Speaking to the BBC after walking off Centre Court, Halep said: “It is an amazing feeling. I am very excited and nervous. It was one of the best moments of my life.”
It will be Halep’s fifth grand slam final and comes just over a year after she won her first major title at the fourth attempt at the French Open.
It was a particularly proud moment for the 27-year-old’s mother Tania, with Halep saying: “I talked to my mum after the match. About 10, 15 years ago she said her dream is (for Halep) to play the final in Wimbledon because everyone is here, the Royal Box.
“So today her dream came true. I will play a final. It’s very special this moment. To be able to play Wimbledon final, it’s pretty amazing. I will enjoy for sure.”

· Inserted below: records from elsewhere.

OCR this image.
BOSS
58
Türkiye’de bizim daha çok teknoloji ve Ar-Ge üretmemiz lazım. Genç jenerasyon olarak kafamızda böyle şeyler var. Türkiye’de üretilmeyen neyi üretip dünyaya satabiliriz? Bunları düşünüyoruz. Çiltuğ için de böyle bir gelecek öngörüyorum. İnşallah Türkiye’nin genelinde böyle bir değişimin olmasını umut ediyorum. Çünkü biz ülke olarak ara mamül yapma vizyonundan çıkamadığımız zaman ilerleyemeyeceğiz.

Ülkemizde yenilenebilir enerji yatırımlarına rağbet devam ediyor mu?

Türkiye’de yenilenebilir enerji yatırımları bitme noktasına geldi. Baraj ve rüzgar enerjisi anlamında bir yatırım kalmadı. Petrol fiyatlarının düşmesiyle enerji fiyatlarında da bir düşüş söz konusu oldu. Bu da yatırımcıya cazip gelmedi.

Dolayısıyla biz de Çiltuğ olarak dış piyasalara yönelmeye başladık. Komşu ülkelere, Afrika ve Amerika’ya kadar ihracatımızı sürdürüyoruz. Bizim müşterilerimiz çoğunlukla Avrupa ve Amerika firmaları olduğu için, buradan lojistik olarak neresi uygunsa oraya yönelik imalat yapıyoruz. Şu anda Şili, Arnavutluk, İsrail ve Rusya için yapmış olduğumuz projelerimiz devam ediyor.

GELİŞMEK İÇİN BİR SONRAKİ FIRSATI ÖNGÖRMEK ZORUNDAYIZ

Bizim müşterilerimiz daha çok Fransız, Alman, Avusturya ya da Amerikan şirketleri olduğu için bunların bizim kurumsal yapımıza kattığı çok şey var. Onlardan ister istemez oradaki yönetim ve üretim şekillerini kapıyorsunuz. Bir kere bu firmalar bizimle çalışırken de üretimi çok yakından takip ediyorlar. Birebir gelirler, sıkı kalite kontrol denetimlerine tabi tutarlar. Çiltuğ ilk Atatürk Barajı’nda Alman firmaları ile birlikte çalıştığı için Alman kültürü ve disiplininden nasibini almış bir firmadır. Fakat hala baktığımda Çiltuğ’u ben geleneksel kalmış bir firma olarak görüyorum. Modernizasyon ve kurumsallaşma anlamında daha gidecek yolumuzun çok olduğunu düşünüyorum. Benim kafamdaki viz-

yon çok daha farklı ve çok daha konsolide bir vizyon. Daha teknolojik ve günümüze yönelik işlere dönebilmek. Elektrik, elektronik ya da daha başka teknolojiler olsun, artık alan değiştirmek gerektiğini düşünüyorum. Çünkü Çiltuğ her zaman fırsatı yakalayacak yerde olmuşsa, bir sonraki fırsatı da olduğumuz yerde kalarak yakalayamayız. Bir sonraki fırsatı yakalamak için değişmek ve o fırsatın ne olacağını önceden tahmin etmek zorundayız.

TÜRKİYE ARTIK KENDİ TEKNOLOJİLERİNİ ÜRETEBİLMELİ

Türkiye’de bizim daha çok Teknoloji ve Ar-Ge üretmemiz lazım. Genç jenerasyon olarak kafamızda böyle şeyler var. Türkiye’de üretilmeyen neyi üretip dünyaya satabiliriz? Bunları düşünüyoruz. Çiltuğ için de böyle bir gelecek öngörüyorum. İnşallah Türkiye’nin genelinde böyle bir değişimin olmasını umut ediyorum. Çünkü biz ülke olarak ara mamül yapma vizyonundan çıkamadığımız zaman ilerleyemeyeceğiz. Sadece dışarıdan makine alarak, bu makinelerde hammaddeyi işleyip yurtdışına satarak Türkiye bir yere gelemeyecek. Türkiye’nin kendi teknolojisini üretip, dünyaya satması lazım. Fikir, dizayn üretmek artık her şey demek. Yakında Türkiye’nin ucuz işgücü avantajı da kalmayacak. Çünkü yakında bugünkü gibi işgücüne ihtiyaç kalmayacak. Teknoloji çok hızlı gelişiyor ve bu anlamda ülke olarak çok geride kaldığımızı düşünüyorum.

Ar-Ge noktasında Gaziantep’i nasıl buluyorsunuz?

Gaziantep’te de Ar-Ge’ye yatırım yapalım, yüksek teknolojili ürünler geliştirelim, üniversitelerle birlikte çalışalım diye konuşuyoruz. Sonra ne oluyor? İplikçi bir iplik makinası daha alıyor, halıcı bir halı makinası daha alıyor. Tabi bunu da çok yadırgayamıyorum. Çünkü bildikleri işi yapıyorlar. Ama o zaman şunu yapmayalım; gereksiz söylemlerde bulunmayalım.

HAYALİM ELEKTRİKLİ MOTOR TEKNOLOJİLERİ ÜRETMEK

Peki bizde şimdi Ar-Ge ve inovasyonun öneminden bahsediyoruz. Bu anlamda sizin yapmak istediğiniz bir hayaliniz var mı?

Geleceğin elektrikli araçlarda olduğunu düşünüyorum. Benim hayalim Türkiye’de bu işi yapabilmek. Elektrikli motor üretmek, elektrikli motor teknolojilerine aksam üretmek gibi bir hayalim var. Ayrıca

Halep has only won one of her previous 10 matches against Williams but few have been one-sided and their fourth-round clash at the Australian Open in January was one of the best of the year.
“I played many matches against her,” she said. “Many of them were very close. Now, if I face her, I will believe that I have my chance to win.
“Of course, I respect a lot what she has done and what she’s doing. But now I feel stronger mentally facing her. It’s just a big challenge for me.”
Wimbledon are working on a statue of Andy Murray for when he retires, chairman Philip Brook has revealed.
Chief executive Richard Lewis said in January after Murray raised the possibility of his imminent retirement that Wimbledon would honour the Scot in the same way as Fred Perry, whose bust is outside Centre Court.
Speaking to a group of reporters in the All England Club boardroom, Brook said: “What we don’t want to do is retire him too early. Our thought all along is that we want to recognise Andy’s significant achievements here at Wimbledon in an appropriate way and at an appropriate time.
“We think an appropriate time is to unveil something when he retires. We are working on it. We have done some work already on it and there is still more work to do.”
Wimbledon have not yet consulted Murray on the sort of statue he would like, or decided where it will go, with the former world number one hopeful of returning to singles competition soon.
Brook’s time at the helm of the All England Club is definitely nearly up, though, with his nine-year tenure coming to an end in December.
He is proud of the progress he has overseen, listing the installation of the Court One roof, which is being used for the first time this year, the extension of the grass-court season and the purchase of land from the neighbouring golf club as his biggest achievements.
The latter, finally agreed at the end of last year, will treble the size of Wimbledon’s land, and the club have appointed a planning firm to help them shape the future of the tournament.
Brook is also proud of the increase in prize money in his time, saying: “It was £14 million when I first started, it’s £38 million this year. Players may say it’s not enough but it’s grown faster than this business has grown over the past nine years.”
Brook steps down at an interesting time for the sport, with a group on the ATP Player Council, led by Novak Djokovic, looking to challenge the percentage of profits given out in prize money.
They feel the players are not adequately remunerated compared to other sports despite the huge increases paid out by the slams over the past few years.
Brook believes players should appreciate more what they have, saying: “They don’t understand where we’ve come from, and they always want more.
“Generations past who have given up their share of prize money in order to allow events to continue to grow and succeed and make them what they are today. There is this continuous transfer of equity from one generation to the next, which the current generation don’t necessarily always understand.
“Spend more time with Rod Laver, or even Tim Henman actually, and they’d learn things were different, or very, very different, not that long ago.”
Brook will be succeeded by fellow board member Ian Hewitt but voiced his hope that one day this most traditional of establishments will be led by a woman.
“I would love it to have a female chair at some point,” he said. “And similarly a chief executive. It would be a great statement.”